Margaret Alexis Smith (June 8, 1921 – June 9, 1993)
She appeared in several major Hollywood movies in the 1940s and had a notable career on Broadway in the 1970s, winning a Tony Award in 1972. After being discovered by a talent scout while attending college, Smith was signed to a contract by Warner Bros. Her earliest film roles were uncredited bit parts, and it took several years for her career to gain momentum. Her first credited role was in the feature film Dive Bomber (1941), playing the female lead opposite Errol Flynn. Her appearance in The Constant Nymph (1943) was well received and led to bigger parts.

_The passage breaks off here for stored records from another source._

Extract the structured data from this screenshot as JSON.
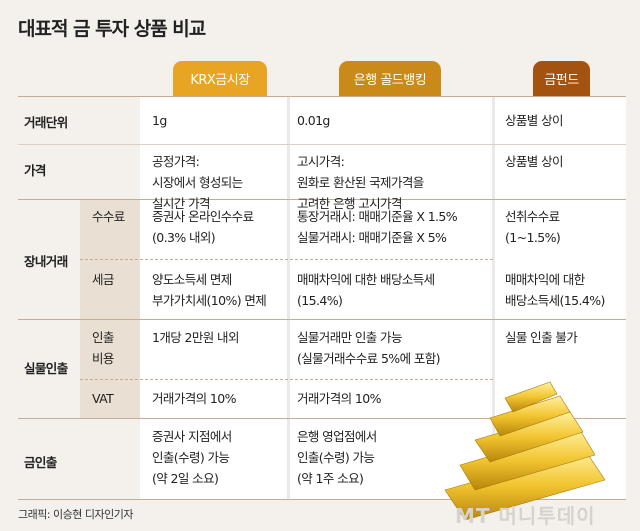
{
  "title": "대표적 금 투자 상품 비교",
  "columns": [
    {
      "label": "KRX금시장",
      "color": "#e8a524"
    },
    {
      "label": "은행 골드뱅킹",
      "color": "#c98a1a"
    },
    {
      "label": "금펀드",
      "color": "#a4520f"
    }
  ],
  "rows": {
    "unit": {
      "label": "거래단위",
      "krx": "1g",
      "bank": "0.01g",
      "fund": "상품별 상이"
    },
    "price": {
      "label": "가격",
      "krx": "공정가격:\n시장에서 형성되는\n실시간 가격",
      "bank": "고시가격:\n원화로 환산된 국제가격을\n고려한 은행 고시가격",
      "fund": "상품별 상이"
    },
    "exchange": {
      "label": "장내거래",
      "fee": {
        "label": "수수료",
        "krx": "증권사 온라인수수료\n(0.3% 내외)",
        "bank": "통장거래시: 매매기준율 X 1.5%\n실물거래시: 매매기준율 X 5%",
        "fund": "선취수수료\n(1~1.5%)"
      },
      "tax": {
        "label": "세금",
        "krx": "양도소득세 면제\n부가가치세(10%) 면제",
        "bank": "매매차익에 대한 배당소득세\n(15.4%)",
        "fund": "매매차익에 대한\n배당소득세(15.4%)"
      }
    },
    "withdraw": {
      "label": "실물인출",
      "cost": {
        "label": "인출\n비용",
        "krx": "1개당 2만원 내외",
        "bank": "실물거래만 인출 가능\n(실물거래수수료 5%에 포함)",
        "fund": "실물 인출 불가"
      },
      "vat": {
        "label": "VAT",
        "krx": "거래가격의 10%",
        "bank": "거래가격의 10%"
      }
    },
    "gold": {
      "label": "금인출",
      "krx": "증권사 지점에서\n인출(수령) 가능\n(약 2일 소요)",
      "bank": "은행 영업점에서\n인출(수령) 가능\n(약 1주 소요)"
    }
  },
  "credit": "그래픽: 이승현 디자인기자",
  "watermark": "MT 머니투데이"
}
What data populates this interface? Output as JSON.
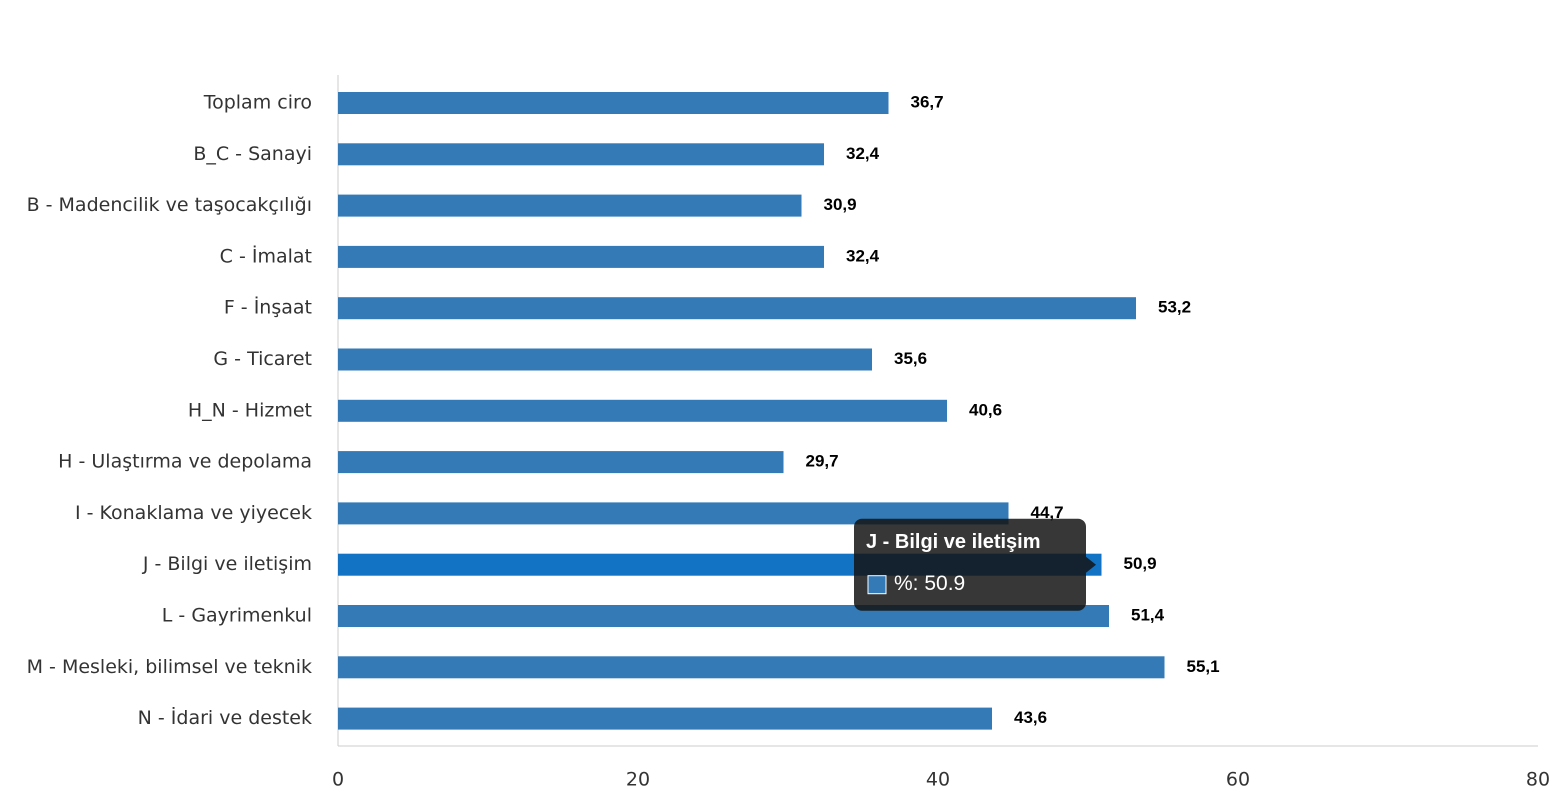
{
  "chart_data": {
    "type": "bar",
    "orientation": "horizontal",
    "categories": [
      "Toplam ciro",
      "B_C - Sanayi",
      "B - Madencilik ve taşocakçılığı",
      "C - İmalat",
      "F - İnşaat",
      "G - Ticaret",
      "H_N - Hizmet",
      "H - Ulaştırma ve depolama",
      "I - Konaklama ve yiyecek",
      "J - Bilgi ve iletişim",
      "L - Gayrimenkul",
      "M - Mesleki, bilimsel ve teknik",
      "N - İdari ve destek"
    ],
    "values": [
      36.7,
      32.4,
      30.9,
      32.4,
      53.2,
      35.6,
      40.6,
      29.7,
      44.7,
      50.9,
      51.4,
      55.1,
      43.6
    ],
    "value_labels": [
      "36,7",
      "32,4",
      "30,9",
      "32,4",
      "53,2",
      "35,6",
      "40,6",
      "29,7",
      "44,7",
      "50,9",
      "51,4",
      "55,1",
      "43,6"
    ],
    "color": "#337ab7",
    "highlight_color": "#1273c4",
    "xlim": [
      0,
      80
    ],
    "xticks": [
      0,
      20,
      40,
      60,
      80
    ],
    "tooltip": {
      "title": "J - Bilgi ve iletişim",
      "text": "%: 50.9"
    }
  }
}
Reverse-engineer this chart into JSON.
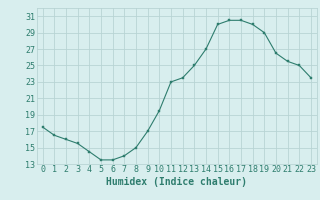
{
  "x": [
    0,
    1,
    2,
    3,
    4,
    5,
    6,
    7,
    8,
    9,
    10,
    11,
    12,
    13,
    14,
    15,
    16,
    17,
    18,
    19,
    20,
    21,
    22,
    23
  ],
  "y": [
    17.5,
    16.5,
    16.0,
    15.5,
    14.5,
    13.5,
    13.5,
    14.0,
    15.0,
    17.0,
    19.5,
    23.0,
    23.5,
    25.0,
    27.0,
    30.0,
    30.5,
    30.5,
    30.0,
    29.0,
    26.5,
    25.5,
    25.0,
    23.5
  ],
  "line_color": "#2e7d6e",
  "marker_color": "#2e7d6e",
  "bg_color": "#d8eeee",
  "grid_color": "#b8d4d4",
  "xlabel": "Humidex (Indice chaleur)",
  "ylim": [
    13,
    32
  ],
  "xlim": [
    -0.5,
    23.5
  ],
  "yticks": [
    13,
    15,
    17,
    19,
    21,
    23,
    25,
    27,
    29,
    31
  ],
  "xticks": [
    0,
    1,
    2,
    3,
    4,
    5,
    6,
    7,
    8,
    9,
    10,
    11,
    12,
    13,
    14,
    15,
    16,
    17,
    18,
    19,
    20,
    21,
    22,
    23
  ],
  "xlabel_fontsize": 7,
  "tick_fontsize": 6
}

During the 1940s, Smith appeared alongside some of the most popular male stars of the day, including Errol Flynn in Gentleman Jim (1942) and San Antonio (1945) (in which she sang a special version of the popular ballad "Some Sunday Morning"), Fredric March in The Adventures of Mark Twain (1944), Humphrey Bogart in Conflict (1945) and The Two Mrs. Carrolls (1947), Cary Grant in a sanitized, fictionalized version of the life of Cole and Linda Porter in Night and Day (1946), and Bing Crosby in Here Comes the Groom (1951), her favorite role. Smith returned to the big screen with star billing at the age of 54 in Jacqueline Susann's Once Is Not Enough (1975) opposite Kirk Douglas, followed by The Little Girl Who Lives Down the Lane with Martin Sheen and Jodie Foster the following year and Casey's Shadow with Walter Matthau in 1978.
One of her final film roles came in 1986, again with Douglas when he reunited with frequent co-star Burt Lancaster for a 1986 crime comedy, Tough Guys. Alexis Smith died of brain cancer in Los Angeles on June 9, 1993, the day after her 72nd birthday.